Wo kommt das Kapital her?

Allerdings handelt es sich bei den denkbaren neuen Versicherungsgruppen mit den Selbständigen und den Beamten um ein der FDP besonders nahestehendes Klientel. Es ist daher eher unwahrscheinlich, dass die Liberalen, die das Konzept der Aktienrente/Aktienrücklage bislang vor allem vorangetrieben haben, auf diese Lösung zurückgreifen. So wird es bei einer weiteren Dotierung wohl eher auf Mittel aus dem Bundeshaushalt oder ähnlichen Quellen, wie zum Beispiel noch im Bundesbesitz befindliche Anteile an ehemaligen Bundesunternehmen hinauslaufen.

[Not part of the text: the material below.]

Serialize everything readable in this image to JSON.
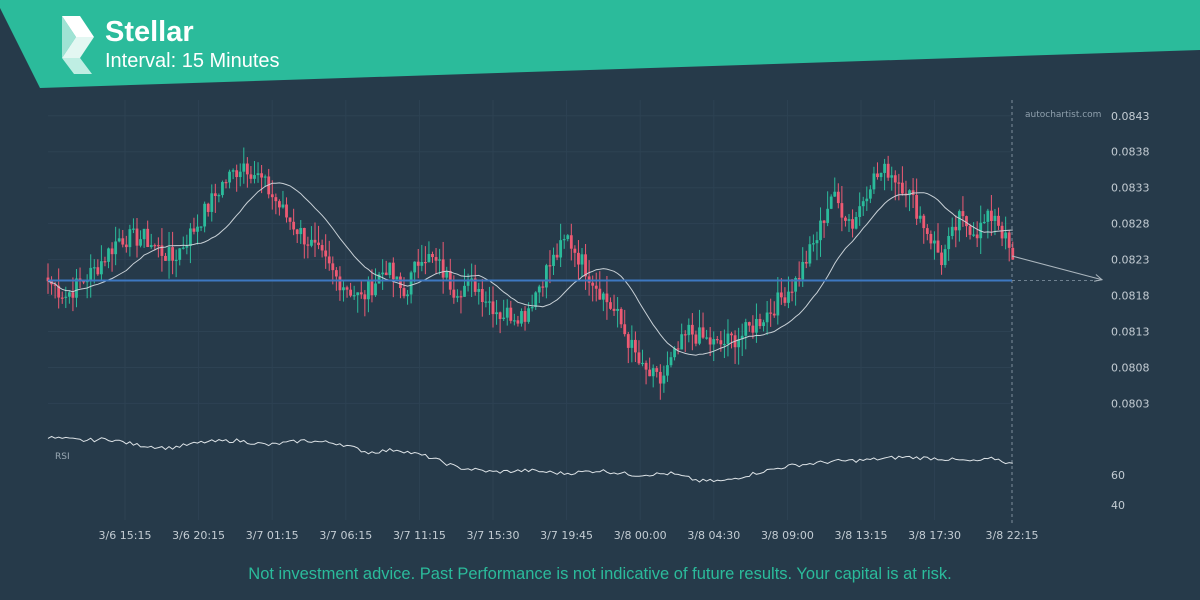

Das Institut für Wirtschaft und Gesellschaft arbeitet derzeit im Auftrag des Deutschen Instituts für Altersvorsorge an einer Studie, die Erfahrungen mit Staatsfonds für die Altersvorsorge in europäischen Ländern auswertet. Die Ergebnisse liegen im ersten Quartal des kommenden Jahres vor.